Enabling Windows Hello on Your Device

 The tool uses three avenues for authentication: facial recognition, fingerprint, and PIN.

Facial recognition, for example, accesses special cameras that see in IR light. This allows the device to tell (with a high degree of accuracy) the difference between an actual human being and a scan or photograph. Fingerprints, on the other hand, use a baked-in sensor to scan the chosen finger and build an authentication profile.

To set this feature up, you should do the following:

  • Go to Accounts -> Sign-in options
  • Using the Manage how you sign in to your device option, select one of
    • Windows Hello Face
    • Windows Hello Fingerprint
    • Windows Hello PIN

That way you can choose which option you prefer, based on the requirement and your level of comfort with biometrics.

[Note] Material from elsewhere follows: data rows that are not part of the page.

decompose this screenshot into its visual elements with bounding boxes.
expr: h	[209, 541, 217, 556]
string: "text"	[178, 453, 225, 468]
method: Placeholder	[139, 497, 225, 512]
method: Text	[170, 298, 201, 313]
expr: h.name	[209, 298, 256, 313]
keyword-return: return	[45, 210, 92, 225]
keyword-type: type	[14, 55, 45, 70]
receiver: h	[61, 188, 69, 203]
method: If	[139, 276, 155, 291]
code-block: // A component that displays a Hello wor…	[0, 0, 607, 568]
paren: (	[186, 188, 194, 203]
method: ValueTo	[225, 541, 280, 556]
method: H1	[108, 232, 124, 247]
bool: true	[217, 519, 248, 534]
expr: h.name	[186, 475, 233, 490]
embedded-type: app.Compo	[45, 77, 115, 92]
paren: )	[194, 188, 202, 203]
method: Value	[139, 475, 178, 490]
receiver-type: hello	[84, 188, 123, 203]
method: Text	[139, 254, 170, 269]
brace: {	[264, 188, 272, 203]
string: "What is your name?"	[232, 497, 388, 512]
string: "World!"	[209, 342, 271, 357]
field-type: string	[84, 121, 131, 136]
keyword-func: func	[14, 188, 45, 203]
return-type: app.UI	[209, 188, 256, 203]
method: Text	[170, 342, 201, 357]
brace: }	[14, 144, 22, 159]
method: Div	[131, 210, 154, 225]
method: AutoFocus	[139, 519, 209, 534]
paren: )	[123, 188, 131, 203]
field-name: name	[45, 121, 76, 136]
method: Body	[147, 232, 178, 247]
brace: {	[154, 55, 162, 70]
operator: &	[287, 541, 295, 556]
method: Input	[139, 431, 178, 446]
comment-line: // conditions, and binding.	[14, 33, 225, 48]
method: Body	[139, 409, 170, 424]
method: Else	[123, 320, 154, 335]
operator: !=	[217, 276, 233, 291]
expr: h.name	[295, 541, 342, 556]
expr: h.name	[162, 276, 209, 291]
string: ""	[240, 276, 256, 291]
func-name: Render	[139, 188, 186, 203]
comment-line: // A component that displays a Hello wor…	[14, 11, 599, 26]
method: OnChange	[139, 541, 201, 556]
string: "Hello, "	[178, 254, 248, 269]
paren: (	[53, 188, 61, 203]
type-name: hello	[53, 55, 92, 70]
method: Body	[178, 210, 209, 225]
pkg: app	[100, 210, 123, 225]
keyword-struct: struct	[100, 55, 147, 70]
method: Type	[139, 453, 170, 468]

Using Web Authentication API

As we have discussed above, Windows Hello is a more secure access channel for a plethora of existing devices. Biometrics has been gaining in popularity in recent years, and the current generation of smartphones, laptops and tablets will likely have fingerprint readers or facial scanners built in to the hardware by the OEM.

Taking that into account, Infostretch can enable Windows Hello authentication in websites. This extra layer of security is becoming increasingly important, especially for business users and digital-only brands.

The key point to remember is that the feature utilizes public-key cryptography in place of passwords. A website will generate the public-private key pair, send the public key to the server, and store the private key securely on the user’s machine or device. In addition, that website will both send the payload and check if the browser can sign the payload by using the private key stored in the user’s device.

While those with malicious intent will always be looking for ways to exploit identified vulnerabilities, you can be reasonably confident that they will not be able to steal your face or your fingerprint without you knowing about it. And that means that the biometric element is arguably the best way to keep your information secure and safe from harm, without the need for passwords.